C. Kontext der Entscheidung
Nach seiner Grundsatzentscheidung zur Inhaltskontrolle von Eheverträgen vom 11.02.2004 (XII ZR 265/02 – BGHZ 158, 81 ff.) vertiefte der Senat im Urteil vom 25.05.2005 (XII ZR 296/01 – NJW 2005, 2386-2390) und in den Beschlüssen vom 06.10.2004 (XII ZB 110/99 – FamRZ 2005, 26 f. und XII ZB 57/03 – FamRZ 2005, 185 ff.) seine Prüfungssystematik: erst Wirksamkeitskontrolle, dann Ausübungskontrolle (vgl. auch OLG Saarbrücken, Beschl. v. 26.05.2004 – 9 WF 35/04 – jurisPR-FamR 20/2004 Anm. 2, Leis und OLG Karlsruhe, Urt. v. 15.07.2004 – 16 UF 238/03 – FamRZ 2004, 1789).
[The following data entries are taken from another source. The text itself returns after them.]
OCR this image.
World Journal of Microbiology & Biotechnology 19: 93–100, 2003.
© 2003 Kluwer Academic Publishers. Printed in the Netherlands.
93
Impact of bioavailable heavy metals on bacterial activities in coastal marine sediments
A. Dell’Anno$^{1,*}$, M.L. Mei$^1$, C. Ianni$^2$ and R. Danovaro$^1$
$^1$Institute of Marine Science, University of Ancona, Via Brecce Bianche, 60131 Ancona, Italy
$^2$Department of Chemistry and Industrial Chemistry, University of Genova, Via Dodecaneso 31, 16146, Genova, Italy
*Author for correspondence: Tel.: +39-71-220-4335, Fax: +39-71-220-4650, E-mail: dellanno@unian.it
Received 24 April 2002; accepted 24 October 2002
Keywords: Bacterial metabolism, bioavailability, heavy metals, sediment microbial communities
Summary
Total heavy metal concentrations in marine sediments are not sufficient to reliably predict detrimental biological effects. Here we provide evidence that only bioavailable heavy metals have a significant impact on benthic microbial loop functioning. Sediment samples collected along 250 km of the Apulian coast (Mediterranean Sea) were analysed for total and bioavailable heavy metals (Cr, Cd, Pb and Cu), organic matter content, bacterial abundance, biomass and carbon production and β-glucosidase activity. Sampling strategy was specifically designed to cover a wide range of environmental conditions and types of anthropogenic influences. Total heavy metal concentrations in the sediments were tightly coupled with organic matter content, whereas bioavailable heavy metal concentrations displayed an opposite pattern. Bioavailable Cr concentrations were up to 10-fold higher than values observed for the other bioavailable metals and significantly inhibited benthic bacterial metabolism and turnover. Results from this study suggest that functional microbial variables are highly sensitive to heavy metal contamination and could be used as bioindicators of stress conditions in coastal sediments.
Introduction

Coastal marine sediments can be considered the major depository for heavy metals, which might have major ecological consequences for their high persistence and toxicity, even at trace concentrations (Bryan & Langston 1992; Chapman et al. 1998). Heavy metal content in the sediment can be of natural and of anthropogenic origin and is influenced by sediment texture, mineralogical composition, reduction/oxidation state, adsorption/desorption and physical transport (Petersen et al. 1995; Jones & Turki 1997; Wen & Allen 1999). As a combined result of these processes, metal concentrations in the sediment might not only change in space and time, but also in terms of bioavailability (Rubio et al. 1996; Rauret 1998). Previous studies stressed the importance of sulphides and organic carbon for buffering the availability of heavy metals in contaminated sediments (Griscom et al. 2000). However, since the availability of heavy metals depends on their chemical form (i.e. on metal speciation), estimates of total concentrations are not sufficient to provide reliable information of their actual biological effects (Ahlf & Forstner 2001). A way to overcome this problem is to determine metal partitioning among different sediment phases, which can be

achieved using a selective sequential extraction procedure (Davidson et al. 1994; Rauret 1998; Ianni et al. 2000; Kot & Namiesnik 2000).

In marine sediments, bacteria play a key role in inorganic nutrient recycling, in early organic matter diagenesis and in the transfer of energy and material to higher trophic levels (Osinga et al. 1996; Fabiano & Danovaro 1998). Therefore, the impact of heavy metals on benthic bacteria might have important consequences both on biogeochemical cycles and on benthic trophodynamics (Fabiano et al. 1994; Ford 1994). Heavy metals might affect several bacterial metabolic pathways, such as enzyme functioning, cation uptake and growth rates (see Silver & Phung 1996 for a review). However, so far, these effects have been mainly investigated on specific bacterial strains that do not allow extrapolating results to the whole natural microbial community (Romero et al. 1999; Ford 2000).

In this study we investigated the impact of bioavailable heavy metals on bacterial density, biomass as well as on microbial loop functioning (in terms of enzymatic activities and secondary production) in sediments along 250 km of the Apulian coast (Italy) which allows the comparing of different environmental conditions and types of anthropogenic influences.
D. Auswirkungen für die Praxis
Die Vorgaben des BGH stärken den Bestand wirksamer Eheverträge, lassen aber im Wege der so genannten Ausübungskontrolle eine Anpassung an die geänderten Verhältnisse zu. Der vollständige Ausschluss von Betreuungsunterhalt dürfte kaum durchsetzbar sein, wobei er nun als Elementar-, Kranken- und Altersvorsorgeunterhalt geltend gemacht werden darf.
Der BGH ließ aber auch im Wege der Ausübungskontrolle unbeanstandet, dass der Unterhalt auf das Existenzminimum begrenzt blieb, so dass ein ehevertraglicher Unterhaltsverzicht weiterhin empfohlen werden kann.